Once the train starts moving, the monster escapes from the crate and the fun begins. 

Perhaps the most fun part about this movie is the script by director Gene Martin.  HORROR EXPRESS is not your run of the mill monster on the loose movie.  The script fills the tale with twists and turns that keep you guessing throughout.  It turns out, that the monster is not just an ape-man creature gone amok.  There’s much more going on here, which I won’t give away. 

The monster itself is quite chilling looking with frightening make-up and glowing red eyes.

You can’t talk about HORROR EXPRESS without talking about the performances.  The whole cast is good, particularly Alberto de Mendoza as the priest, Pujardov, and Julio Pena as the police inspector.  Of course, you have Lee and Cushing, and the most fun part about their performances in this movie, is that, unlike most of their films, where they’re adversaries, one the good guy, the other the villain, here, they work together against a common enemy.  They’re both given star screen time too, it’s not like one’s the star, and the other just has a cameo.  They’re both on screen doing their thing, and it’s tons of fun watching them work together taking on a deadly creature.

HORROR EXPRESS is also blessed with an abundance of humor.  For instance, in one scene, Cushing approaches his middle-aged female assistant to help him with an autopsy, and he says, “I shall need some assistance.”  She glances at the young woman he’s been having dinner with on the train and says, “Well, at your age, I’m not surprised.”
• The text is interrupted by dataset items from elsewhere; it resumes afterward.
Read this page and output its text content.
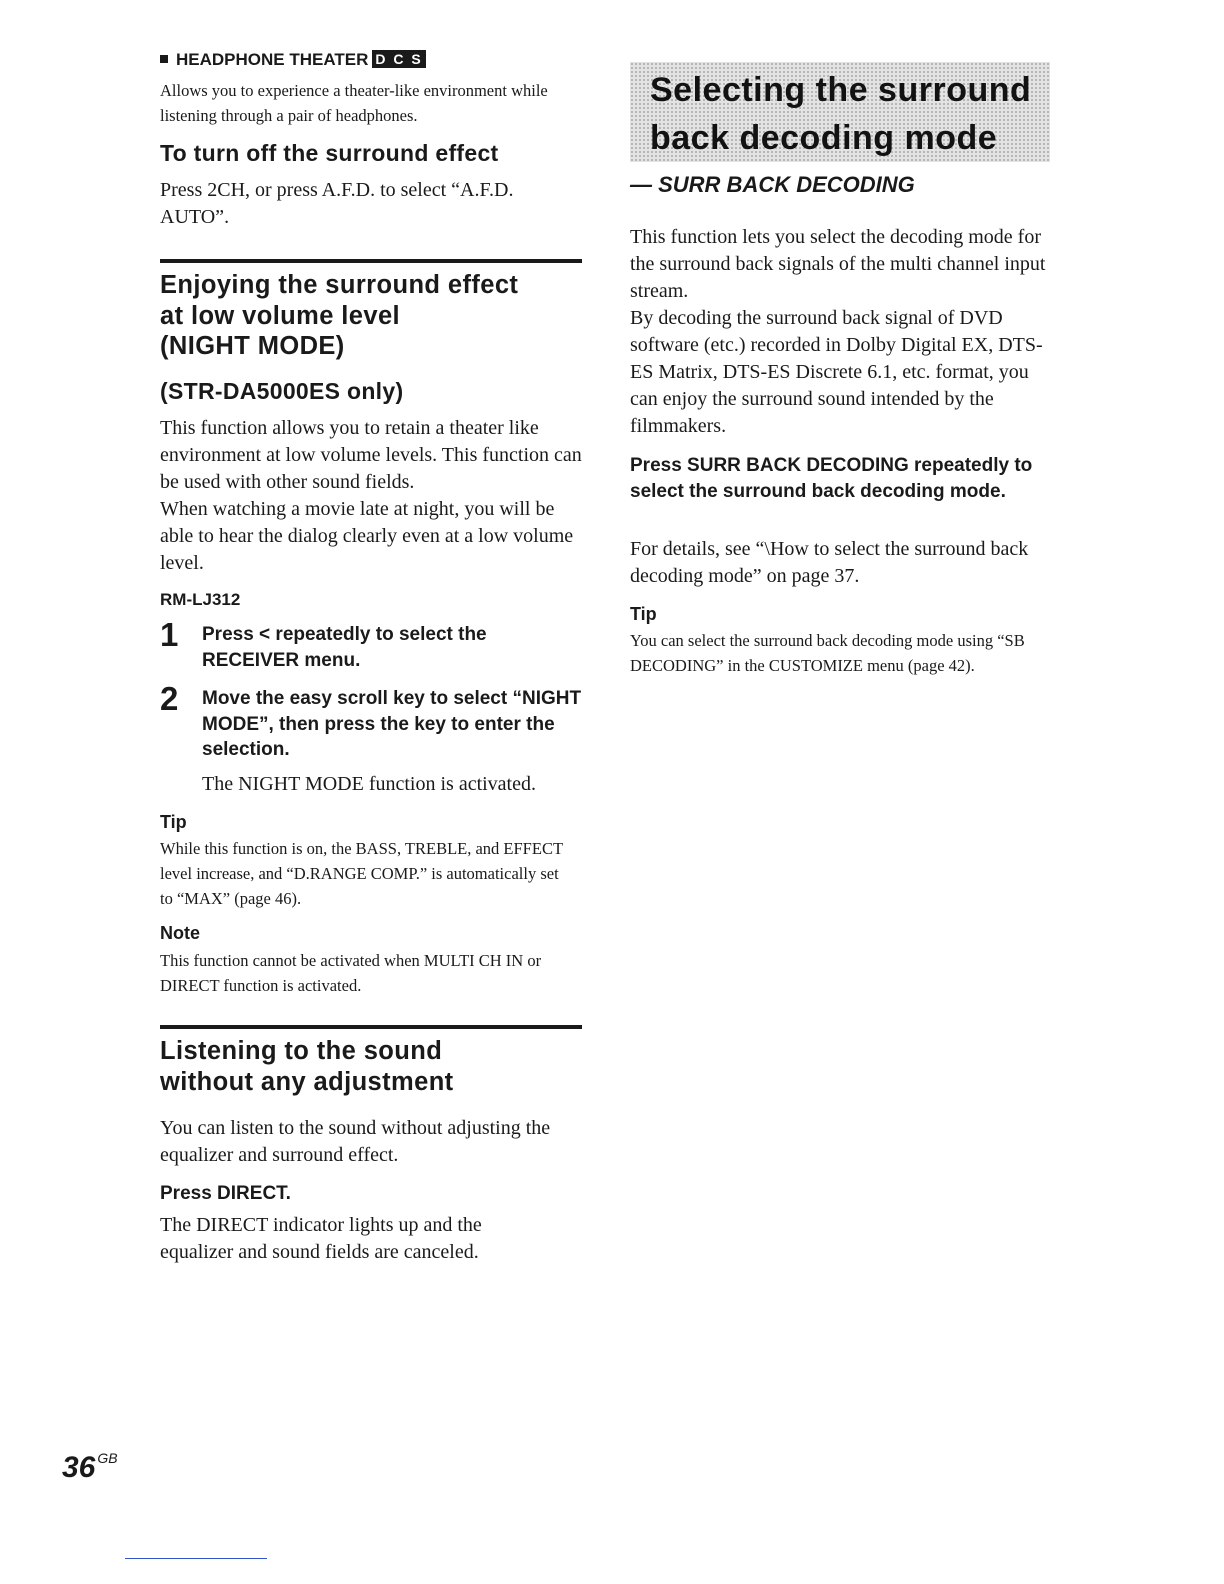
HEADPHONE THEATER D C S
Allows you to experience a theater-like environment while listening through a pair of headphones.
To turn off the surround effect
Press 2CH, or press A.F.D. to select “A.F.D. AUTO”.
Enjoying the surround effect
at low volume level
(NIGHT MODE)
(STR-DA5000ES only)
This function allows you to retain a theater like environment at low volume levels. This function can be used with other sound fields.
When watching a movie late at night, you will be able to hear the dialog clearly even at a low volume level.
RM-LJ312
1 Press < repeatedly to select the RECEIVER menu.
2 Move the easy scroll key to select “NIGHT MODE”, then press the key to enter the selection.
The NIGHT MODE function is activated.
Tip
While this function is on, the BASS, TREBLE, and EFFECT level increase, and “D.RANGE COMP.” is automatically set to “MAX” (page 46).
Note
This function cannot be activated when MULTI CH IN or DIRECT function is activated.
Listening to the sound
without any adjustment
You can listen to the sound without adjusting the equalizer and surround effect.
Press DIRECT.
The DIRECT indicator lights up and the equalizer and sound fields are canceled.
Selecting the surround
back decoding mode
— SURR BACK DECODING
This function lets you select the decoding mode for the surround back signals of the multi channel input stream.
By decoding the surround back signal of DVD software (etc.) recorded in Dolby Digital EX, DTS-ES Matrix, DTS-ES Discrete 6.1, etc. format, you can enjoy the surround sound intended by the filmmakers.
Press SURR BACK DECODING repeatedly to select the surround back decoding mode.
For details, see “\How to select the surround back decoding mode” on page 37.
Tip
You can select the surround back decoding mode using “SB DECODING” in the CUSTOMIZE menu (page 42).
36 $^{GB}$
And just when you think the film can’t get any more unpredictable, who shows up but TELLY SAVALAS (!!!) (Yes, the original KOJAK himself!) as the ruthless Cossack, Captain Kazan, who stops the train with his regiment of brutal soldiers. 

Savalas gets to ham it up and deliver lines like, “The devil must be afraid of one honest Cossack,” (Or was that, “The devil must be afraid of one honest Cossack, baby?”).  The only thing missing is the lollipop in his mouth.  He even gets to bully Lee and Cushing.  It’s great stuff.  You’ll never forget it.

The film has a gory, bloody conclusion.  In fact, there’re generous amounts of blood and gore throughout HORROR EXPRESS.

There’s also a haunting music score by John Cavacas.

 Ready for a vacation?  Take a trip on the HORROR EXPRESS.  You’ll have fun, but be wary of bald Cossacks sucking lollipops.